Interview: Hope Springs Eternal for Positive Panis

Monaco handed Olivier Panis his greatest day in Formula One seven years ago and the thrill of that lone win still drives him on.

Interview: Hope Springs Eternal for Positive Panis

Monaco handed Olivier Panis his greatest day in Formula One seven years ago and the thrill of that lone win still drives him on.

But while the 36-year-old Frenchman, a surprise winner in the rain with now-defunct Ligier in 1996, yearns to repeat the feat in Sunday's race, his hopes belong more in the realms of fantasy.

Toyota's current car is not looking like a dream machine. The oldest man on the grid was 18th in Thursday's first qualifying ahead of his Brazilian rookie teammate Cristiano Da Matta.

The only car slower than them on the tight and twisty circuit around the streets of the principality was the Sauber of Heinz-Harald Frentzen, who failed to complete a lap after the engine dumped oil across the track.

The day left Panis, usually one of the sport's eternal optimists, struggling to find a positive.

"We worked really hard to improve the balance of the car but we haven't found the grip, just like the last Grand Prix in Austria," he said in an interview. "I think what we need to do is work really hard together to improve the car. I think we can.

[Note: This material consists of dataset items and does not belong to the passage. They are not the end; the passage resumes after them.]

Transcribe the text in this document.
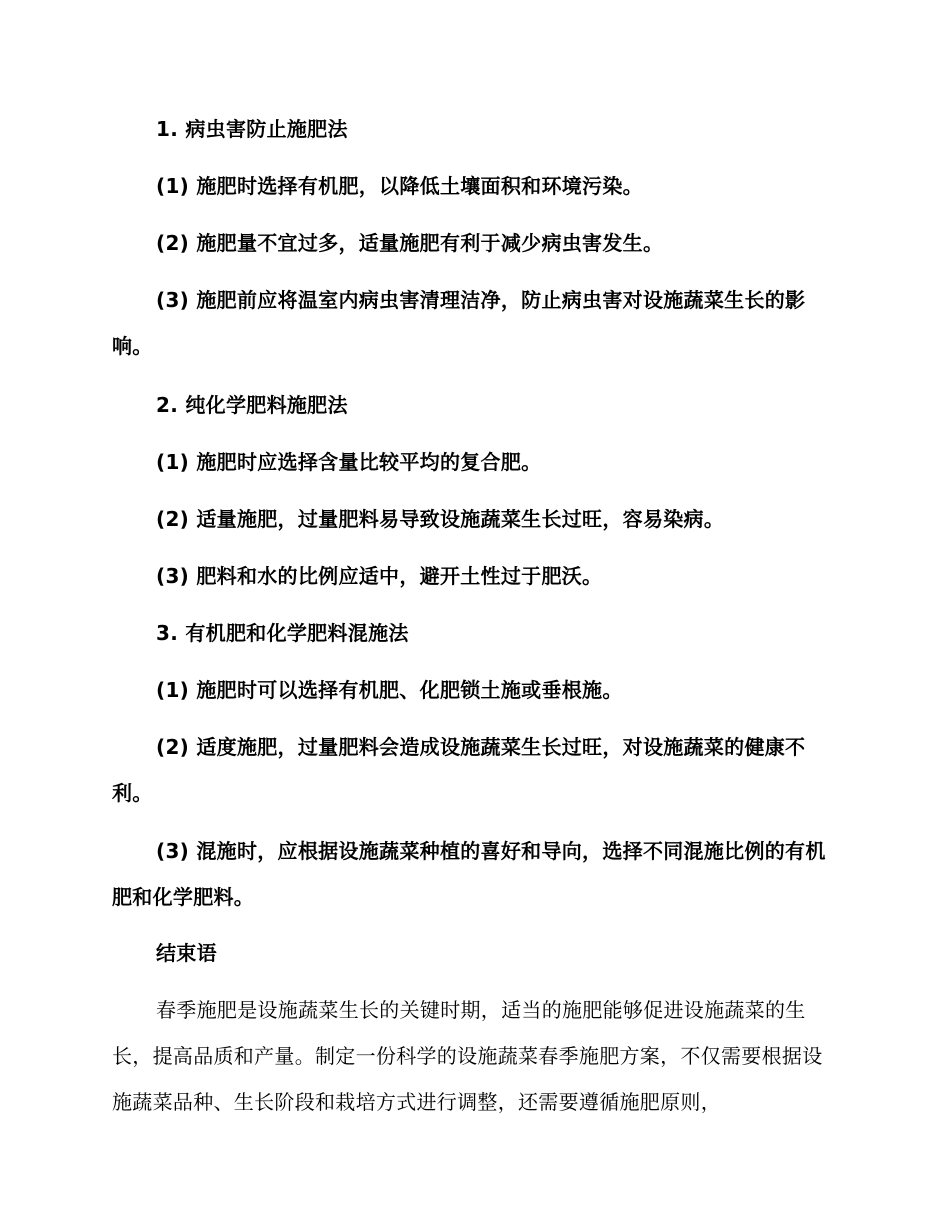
1. 病虫害防止施肥法

(1) 施肥时选择有机肥，以降低土壤面积和环境污染。

(2) 施肥量不宜过多，适量施肥有利于减少病虫害发生。

(3) 施肥前应将温室内病虫害清理洁净，防止病虫害对设施蔬菜生长的影响。

2. 纯化学肥料施肥法

(1) 施肥时应选择含量比较平均的复合肥。

(2) 适量施肥，过量肥料易导致设施蔬菜生长过旺，容易染病。

(3) 肥料和水的比例应适中，避开土性过于肥沃。

3. 有机肥和化学肥料混施法

(1) 施肥时可以选择有机肥、化肥锁土施或垂根施。

(2) 适度施肥，过量肥料会造成设施蔬菜生长过旺，对设施蔬菜的健康不利。

(3) 混施时，应根据设施蔬菜种植的喜好和导向，选择不同混施比例的有机肥和化学肥料。

结束语

春季施肥是设施蔬菜生长的关键时期，适当的施肥能够促进设施蔬菜的生长，提高品质和产量。制定一份科学的设施蔬菜春季施肥方案，不仅需要根据设施蔬菜品种、生长阶段和栽培方式进行调整，还需要遵循施肥原则，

"Some people have already improved their cars, that's why we are going a little bit backwards at the moment. I think the development of the car is not quick enough," he added.

Pressure Problems

While Toyota have scored points this season, with da Matta sixth in Spain, Panis has had five non finishes in his six starts, despite being the only driver to have outqualified his teammate in every race.

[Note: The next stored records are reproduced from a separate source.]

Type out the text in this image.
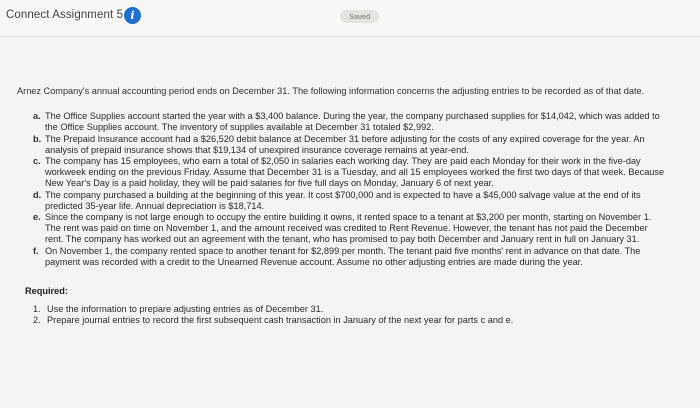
Connect Assignment 5 i	Saved

Arnez Company's annual accounting period ends on December 31. The following information concerns the adjusting entries to be recorded as of that date.

a. The Office Supplies account started the year with a $3,400 balance. During the year, the company purchased supplies for $14,042, which was added to the Office Supplies account. The inventory of supplies available at December 31 totaled $2,992.
b. The Prepaid Insurance account had a $26,520 debit balance at December 31 before adjusting for the costs of any expired coverage for the year. An analysis of prepaid insurance shows that $19,134 of unexpired insurance coverage remains at year-end.
c. The company has 15 employees, who earn a total of $2,050 in salaries each working day. They are paid each Monday for their work in the five-day workweek ending on the previous Friday. Assume that December 31 is a Tuesday, and all 15 employees worked the first two days of that week. Because New Year's Day is a paid holiday, they will be paid salaries for five full days on Monday, January 6 of next year.
d. The company purchased a building at the beginning of this year. It cost $700,000 and is expected to have a $45,000 salvage value at the end of its predicted 35-year life. Annual depreciation is $18,714.
e. Since the company is not large enough to occupy the entire building it owns, it rented space to a tenant at $3,200 per month, starting on November 1. The rent was paid on time on November 1, and the amount received was credited to Rent Revenue. However, the tenant has not paid the December rent. The company has worked out an agreement with the tenant, who has promised to pay both December and January rent in full on January 31.
f. On November 1, the company rented space to another tenant for $2,899 per month. The tenant paid five months' rent in advance on that date. The payment was recorded with a credit to the Unearned Revenue account. Assume no other adjusting entries are made during the year.
Required:
1. Use the information to prepare adjusting entries as of December 31.
2. Prepare journal entries to record the first subsequent cash transaction in January of the next year for parts c and e.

Toyota can hardly blame Panis, suspension and gearbox failures putting him out of the running in the last two races and fuel pressure problems in the first two.

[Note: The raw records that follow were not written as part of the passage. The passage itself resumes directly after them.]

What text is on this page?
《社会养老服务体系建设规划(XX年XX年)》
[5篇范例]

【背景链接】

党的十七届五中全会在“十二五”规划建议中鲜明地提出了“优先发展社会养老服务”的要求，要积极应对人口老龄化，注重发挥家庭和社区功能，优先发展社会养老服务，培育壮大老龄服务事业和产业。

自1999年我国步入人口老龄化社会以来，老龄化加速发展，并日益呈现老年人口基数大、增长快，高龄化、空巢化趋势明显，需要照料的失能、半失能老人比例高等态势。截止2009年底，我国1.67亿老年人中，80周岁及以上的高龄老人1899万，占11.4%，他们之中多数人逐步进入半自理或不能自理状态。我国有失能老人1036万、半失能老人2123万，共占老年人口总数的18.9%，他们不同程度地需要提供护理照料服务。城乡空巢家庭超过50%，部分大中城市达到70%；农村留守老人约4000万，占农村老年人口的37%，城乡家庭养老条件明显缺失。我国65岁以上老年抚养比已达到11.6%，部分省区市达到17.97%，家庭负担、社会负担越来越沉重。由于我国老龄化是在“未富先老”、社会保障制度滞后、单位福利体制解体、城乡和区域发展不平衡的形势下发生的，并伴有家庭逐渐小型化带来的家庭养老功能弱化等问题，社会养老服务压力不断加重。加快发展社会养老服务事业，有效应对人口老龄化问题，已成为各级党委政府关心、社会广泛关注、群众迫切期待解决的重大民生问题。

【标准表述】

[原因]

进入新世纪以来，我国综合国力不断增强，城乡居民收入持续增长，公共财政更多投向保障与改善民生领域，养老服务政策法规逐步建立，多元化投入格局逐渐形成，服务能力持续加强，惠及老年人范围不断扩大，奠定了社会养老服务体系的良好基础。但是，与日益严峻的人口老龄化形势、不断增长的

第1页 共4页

Monaco is a race where drivers skim the barriers, power through hairpin corners and blast from the Mediterranean sunshine into the darkness of the tunnel. It requires faith.

"The one thing that is very important for Monaco is that you need to be confident with the car to push 100 percent," said Panis. "If we find a good balance to be confident then maybe we can have a good race because here the most important thing is to be there at the end."

It is an old racing adage that to finish first, first you have to finish. Panis, even though he believes miracles are best left for religious shrines, is proof that great things come to those who wait.

Only four cars finished in 1996 - still a Formula One record - and the race was stopped after two hours on the 75th of 78 scheduled laps.

"It was a long time ago," said Panis. "I have great memories but now I really want to do it again, that's why I stay in Formula One and why I am so motivated to win again.

"I think it is every driver's dream to win Monaco. It is such a special circuit, such a special atmosphere. It is so difficult. If you win, you feel you have made a big effort. Everybody wants to win this one.

"You need to compromise, to be confident and to be at the finish. It is not easy to do it, really."

Panis, now the only French driver left in Formula One, says his affection for the tiny principality has its limits.

"I like the place, particularly at race time, but to live here all season is not my way," he said. "I pay French tax. There is no point living here in a small apartment and paying French tax. I live in Grenoble and have a big house."